Back at the testing station I presented my replacement consulta, a photocopy of my passport, my blood type certificate, a copy of my permanent visa, and a copy of my electric bill, which proves my address. The electric bill was rejected because it was not the most recent one, which I had lost the receipt for anyway. No matter, I knew that a new bill was coming shortly. As it happens, the electric company, whose character and ethics I will not bring into this, actually did get the bill to me on time. (In the past they have failed to deliver the bill entirely and then turned off our power when we failed to pay it.)
Two days later I had my bill, got it copied, and returned to the testing station and presented my dossier. On a shelf behind the counter was a long row of awards and certificates for superior…what? Some looked like the crystal trophies from the Golden Globe Awards. Best Performance, others said on parchment with a gold seal at the bottom. Inspired by this, I said, “I’d like your best driver’s license. Only the best is good enough for me.” After all, it was going to cost me $54 for a five-year license. The man looked at me as if I were loco.
“They’ll all the same,” he said. “There is only one kind.”
In response I pointed at the awards and trophies, but he only shrugged. I left to pay for the license, which cannot be done in the same building where it is issued, which I took to be like a kosher set of rules where meat and milk cannot be mixed. Half an hour later I was back in line with my receipt and they gave me my license. They kept the long expired Minnesota license. The fact that it wasn’t current was no problem.
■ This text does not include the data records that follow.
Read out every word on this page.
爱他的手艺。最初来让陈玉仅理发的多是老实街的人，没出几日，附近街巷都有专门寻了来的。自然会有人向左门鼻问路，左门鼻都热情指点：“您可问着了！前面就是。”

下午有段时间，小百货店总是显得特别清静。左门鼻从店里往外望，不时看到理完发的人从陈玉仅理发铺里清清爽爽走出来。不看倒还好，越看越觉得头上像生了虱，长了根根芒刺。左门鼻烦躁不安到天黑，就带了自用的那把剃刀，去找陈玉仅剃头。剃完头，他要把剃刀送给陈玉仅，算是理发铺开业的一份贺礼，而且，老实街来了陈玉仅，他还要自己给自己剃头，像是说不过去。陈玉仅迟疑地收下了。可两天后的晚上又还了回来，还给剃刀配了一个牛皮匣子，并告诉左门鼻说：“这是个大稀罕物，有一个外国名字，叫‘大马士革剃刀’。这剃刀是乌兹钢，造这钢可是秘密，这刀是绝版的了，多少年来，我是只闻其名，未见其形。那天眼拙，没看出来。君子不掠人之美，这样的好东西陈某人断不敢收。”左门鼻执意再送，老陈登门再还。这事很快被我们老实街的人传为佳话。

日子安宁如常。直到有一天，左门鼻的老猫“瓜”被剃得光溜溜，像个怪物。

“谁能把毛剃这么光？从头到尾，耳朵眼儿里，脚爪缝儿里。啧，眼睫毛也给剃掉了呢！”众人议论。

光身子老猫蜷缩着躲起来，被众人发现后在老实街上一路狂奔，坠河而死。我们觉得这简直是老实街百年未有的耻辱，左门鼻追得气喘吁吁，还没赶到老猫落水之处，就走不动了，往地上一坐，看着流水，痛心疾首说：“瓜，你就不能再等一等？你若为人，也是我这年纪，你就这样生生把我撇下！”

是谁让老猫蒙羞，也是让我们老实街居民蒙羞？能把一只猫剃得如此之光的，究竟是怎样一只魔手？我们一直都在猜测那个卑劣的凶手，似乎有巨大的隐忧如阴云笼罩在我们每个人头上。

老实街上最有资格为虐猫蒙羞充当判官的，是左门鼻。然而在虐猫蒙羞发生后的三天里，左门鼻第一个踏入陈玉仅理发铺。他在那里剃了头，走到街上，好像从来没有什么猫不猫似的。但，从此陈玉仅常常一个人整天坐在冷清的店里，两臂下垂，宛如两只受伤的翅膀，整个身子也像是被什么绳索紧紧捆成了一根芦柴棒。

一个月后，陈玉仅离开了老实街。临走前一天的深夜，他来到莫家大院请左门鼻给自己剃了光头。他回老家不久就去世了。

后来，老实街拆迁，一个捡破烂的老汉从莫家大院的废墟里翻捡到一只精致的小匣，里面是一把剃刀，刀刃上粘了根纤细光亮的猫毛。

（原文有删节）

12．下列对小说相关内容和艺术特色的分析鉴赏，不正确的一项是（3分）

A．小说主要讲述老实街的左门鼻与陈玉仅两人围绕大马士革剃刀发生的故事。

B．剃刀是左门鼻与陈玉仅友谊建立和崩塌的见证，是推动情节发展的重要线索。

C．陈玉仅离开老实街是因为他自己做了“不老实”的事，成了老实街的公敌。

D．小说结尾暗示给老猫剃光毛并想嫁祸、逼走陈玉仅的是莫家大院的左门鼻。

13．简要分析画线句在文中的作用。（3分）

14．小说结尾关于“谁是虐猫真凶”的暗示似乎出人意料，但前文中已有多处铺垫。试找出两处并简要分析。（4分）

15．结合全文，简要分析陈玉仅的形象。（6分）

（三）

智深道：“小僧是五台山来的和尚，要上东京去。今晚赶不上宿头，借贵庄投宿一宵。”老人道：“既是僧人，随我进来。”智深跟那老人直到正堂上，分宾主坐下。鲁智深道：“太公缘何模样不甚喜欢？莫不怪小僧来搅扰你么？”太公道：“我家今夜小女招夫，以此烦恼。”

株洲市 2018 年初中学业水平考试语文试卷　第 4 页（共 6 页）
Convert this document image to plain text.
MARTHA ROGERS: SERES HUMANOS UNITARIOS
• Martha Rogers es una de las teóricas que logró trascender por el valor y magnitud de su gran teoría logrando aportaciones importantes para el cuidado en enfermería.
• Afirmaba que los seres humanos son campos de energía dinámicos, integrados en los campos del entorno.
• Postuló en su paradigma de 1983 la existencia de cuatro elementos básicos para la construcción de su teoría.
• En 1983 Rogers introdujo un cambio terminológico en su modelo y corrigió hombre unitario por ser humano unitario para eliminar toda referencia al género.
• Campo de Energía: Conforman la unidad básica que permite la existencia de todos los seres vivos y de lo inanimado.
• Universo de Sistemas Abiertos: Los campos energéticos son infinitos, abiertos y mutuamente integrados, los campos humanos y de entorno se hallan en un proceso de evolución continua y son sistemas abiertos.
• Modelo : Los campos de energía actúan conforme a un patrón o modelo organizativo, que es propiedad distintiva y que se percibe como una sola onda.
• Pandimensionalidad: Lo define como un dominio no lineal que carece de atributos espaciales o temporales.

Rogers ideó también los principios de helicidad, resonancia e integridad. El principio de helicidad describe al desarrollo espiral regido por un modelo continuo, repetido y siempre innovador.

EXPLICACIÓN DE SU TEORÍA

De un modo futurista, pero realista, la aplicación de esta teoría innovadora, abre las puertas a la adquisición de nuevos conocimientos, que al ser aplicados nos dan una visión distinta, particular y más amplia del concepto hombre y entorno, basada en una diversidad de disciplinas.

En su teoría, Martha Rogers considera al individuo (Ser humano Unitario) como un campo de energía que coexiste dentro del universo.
This is the true texture of lawlessness in Mexico. The process of dealing with the bureaucracy here makes people take chances on the dark side of life that they wouldn’t take in Poughkeepsie or Portland. It is a fact that half the drivers in this country do not own a license, and this goes a long way to explain why. The photo on mine made me look approximately 140 years old. Had I been younger, I might have let it go and taken my chances in this lawless land.